I was 303.8 about five days ago, then I topped off as high as 311.6. On Thursday morning I was an even 310, and today, after two carbless days, I'm back to 304.4. Exactly what I planned.

So today, I'm going to gradually re-introduce healthy carbs. I found a site last night that said if you're eating about 2,000 calories a day, you should be taking in around 250 grams of carbs. I've done less than 10g the last two days, so I'll up it to maybe 40-50 today, then 75 or so tomorrow, and so on, until I'm up to my 250.
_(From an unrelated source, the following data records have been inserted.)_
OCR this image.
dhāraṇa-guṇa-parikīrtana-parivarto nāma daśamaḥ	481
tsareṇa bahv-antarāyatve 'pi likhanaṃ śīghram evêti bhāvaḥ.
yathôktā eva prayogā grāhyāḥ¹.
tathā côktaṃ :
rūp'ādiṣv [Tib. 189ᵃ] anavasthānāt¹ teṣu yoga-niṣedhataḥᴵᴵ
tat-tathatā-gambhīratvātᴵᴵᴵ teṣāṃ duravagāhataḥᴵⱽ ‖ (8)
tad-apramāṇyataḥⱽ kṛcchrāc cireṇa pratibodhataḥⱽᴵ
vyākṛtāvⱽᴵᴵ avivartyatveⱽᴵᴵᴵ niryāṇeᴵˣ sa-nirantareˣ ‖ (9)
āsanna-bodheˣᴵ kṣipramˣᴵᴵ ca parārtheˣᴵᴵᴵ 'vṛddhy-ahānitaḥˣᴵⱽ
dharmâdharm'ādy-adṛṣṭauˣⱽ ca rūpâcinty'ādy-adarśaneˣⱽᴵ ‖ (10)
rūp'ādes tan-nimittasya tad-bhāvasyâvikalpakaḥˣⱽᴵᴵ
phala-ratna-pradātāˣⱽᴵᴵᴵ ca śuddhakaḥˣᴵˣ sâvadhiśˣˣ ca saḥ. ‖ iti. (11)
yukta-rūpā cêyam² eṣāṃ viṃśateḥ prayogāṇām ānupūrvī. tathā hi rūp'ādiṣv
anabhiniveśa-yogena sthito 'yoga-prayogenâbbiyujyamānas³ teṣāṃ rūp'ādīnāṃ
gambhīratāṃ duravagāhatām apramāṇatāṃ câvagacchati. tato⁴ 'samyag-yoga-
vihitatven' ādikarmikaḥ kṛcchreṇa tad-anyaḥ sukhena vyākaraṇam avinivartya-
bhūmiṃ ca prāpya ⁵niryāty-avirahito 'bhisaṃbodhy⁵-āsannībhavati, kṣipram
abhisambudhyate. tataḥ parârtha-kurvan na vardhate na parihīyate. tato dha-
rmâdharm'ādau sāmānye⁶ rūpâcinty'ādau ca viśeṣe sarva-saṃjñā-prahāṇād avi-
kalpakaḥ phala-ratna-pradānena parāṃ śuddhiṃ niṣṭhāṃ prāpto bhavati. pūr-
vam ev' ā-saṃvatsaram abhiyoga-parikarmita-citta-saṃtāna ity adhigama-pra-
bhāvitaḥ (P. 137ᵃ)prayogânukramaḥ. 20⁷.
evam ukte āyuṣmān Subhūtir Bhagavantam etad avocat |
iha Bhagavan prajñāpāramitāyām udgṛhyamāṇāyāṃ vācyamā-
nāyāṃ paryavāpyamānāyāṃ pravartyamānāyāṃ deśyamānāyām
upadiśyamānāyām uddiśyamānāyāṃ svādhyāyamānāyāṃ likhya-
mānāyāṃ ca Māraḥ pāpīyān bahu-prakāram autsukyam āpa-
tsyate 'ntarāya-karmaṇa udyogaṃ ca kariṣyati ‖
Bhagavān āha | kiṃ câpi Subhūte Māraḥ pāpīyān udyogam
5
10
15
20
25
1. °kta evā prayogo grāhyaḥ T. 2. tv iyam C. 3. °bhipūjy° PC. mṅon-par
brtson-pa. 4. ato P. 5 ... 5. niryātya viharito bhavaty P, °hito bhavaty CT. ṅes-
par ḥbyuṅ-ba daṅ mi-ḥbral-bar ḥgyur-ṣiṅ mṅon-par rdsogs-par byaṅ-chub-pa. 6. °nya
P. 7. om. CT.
The long-term goal here is to drop to 295 by July 31, the day on my foundation's big event. I needed to lose 15 on Thursday, and today I'm 9.4 away. Not a bad jump-start.

Have a great weekend!

7.09.2010

The No-Carb Re-Boot

So, day one of going carbless was a success. Was a little hungry last night, but fought through it, and didn't give in.

I dropped 2.2 pounds yesterday. Yes, I know it's mostly water weight and excess carbs, but that's all I want to do, really. I ate HORRIBLY early this week, so I want my body to level off to where it should have been, had I not eaten like total crap those days.

While I assume I'll drop another couple pounds tomorrow, and the temptation to keep this diet going full-time could be strong, I already see how going no-carb is really unhealthy - at least for me.

I ate 500 calories of eggs, bacon, and cheddar today for breakfast. No carbs, but I just feel greasy. For lunch, it'll be cheddar wrapped in bacon, wrapped in lean roast beef, then microwaved for a few seconds to make it all gooey and awesome. Sounds great, but also gross at the same time. Dinner will be a grilled chicken breast with lemon pepper, and a salad with an oil-based dressing, and a little shredded cheese. Snacks through the day will be cheese sticks.

I mean, I just don't think I could do that long-term. I need some whole grains. I need a little BBQ sauce. I need miracle whip on my bread.

So, the plan, as it's always been, is to gradually re-introduce carbs tomorrow morning. Only good carbs, of course - whole wheat bread, brown rice, etc. We'll see how it plays out.

Just hoping this is a nice 2-day jump start to getting me back on track.